Now, I dove into this review of Modius SLEEP with a fair dose of skepticism and it may still be the case that there was a placebo effect at work here. More to the point, it may be that my desire to sleep well using this device impacted my results. This was hardly a scientific study that I was conducting.
But that can be said of just about any device or medication intended to help with any number of conditions. Sleep solutions do not stand alone on that front.
With that said, Neurovalens designed this device from the ground up using the latest technology and with plenty of testing to back its claims up. As shown throughout my review, this is still very much a prototype device. But it also works exceedingly well for a device that will not be landing on the market.
That gives a sense that the finalized device will probably be even better in terms of comfort, styling, and maybe even how well it works.
The one complaint I had about Modius SLEEP is a fairly significant one, dropping this device from a five-star to four-star rating without any doubt. Namely, it was difficult to remember to wear the device, to begin with.

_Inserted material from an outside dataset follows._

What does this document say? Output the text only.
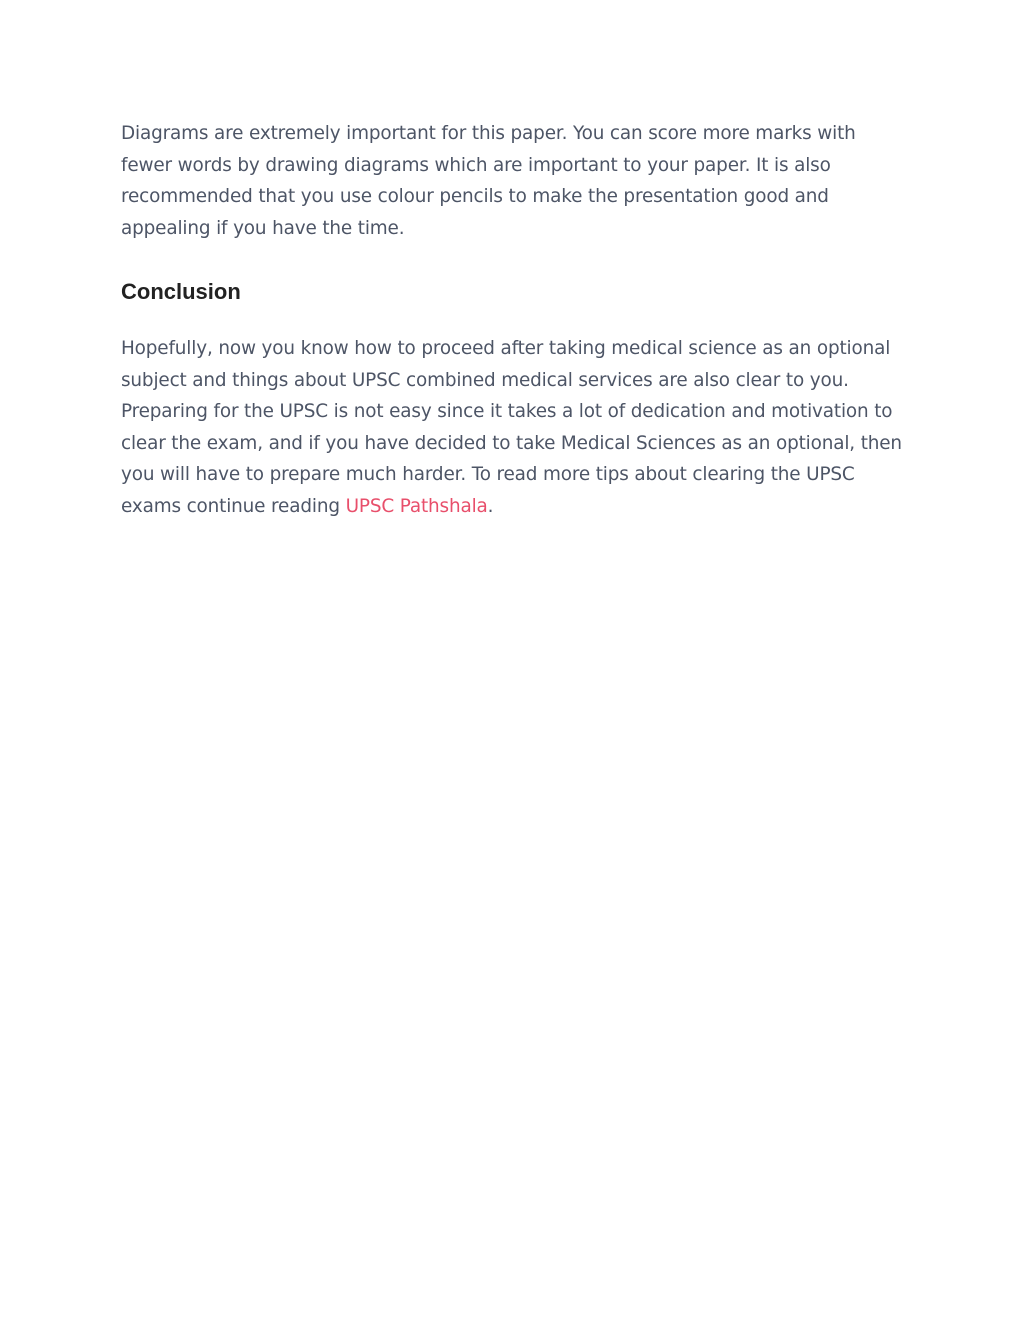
Diagrams are extremely important for this paper. You can score more marks with fewer words by drawing diagrams which are important to your paper. It is also recommended that you use colour pencils to make the presentation good and appealing if you have the time.

Conclusion

Hopefully, now you know how to proceed after taking medical science as an optional subject and things about UPSC combined medical services are also clear to you. Preparing for the UPSC is not easy since it takes a lot of dedication and motivation to clear the exam, and if you have decided to take Medical Sciences as an optional, then you will have to prepare much harder. To read more tips about clearing the UPSC exams continue reading UPSC Pathshala.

That comes back to design and the fact that I had to manually attach the sticky segment of the electrodes. Those are going to be an ongoing cost here too, albeit likely not an expensive one. But the inconvenience of having to prepare the skin, attach the ends, and then place them on the body on a daily basis is going to be a sticking point for some users. It's just a hassle.
The key takeaway here, however, is that this device should work to help just about anybody get better sleep. That's especially true where problems like insomnia are prevalent. So whether or not the device will be worth the cost is going to come down to whether or not sleeping well has been a problem. If it has been a problem and a solution is needed, Neurovalens Modius SLEEP will likely be well worth every penny.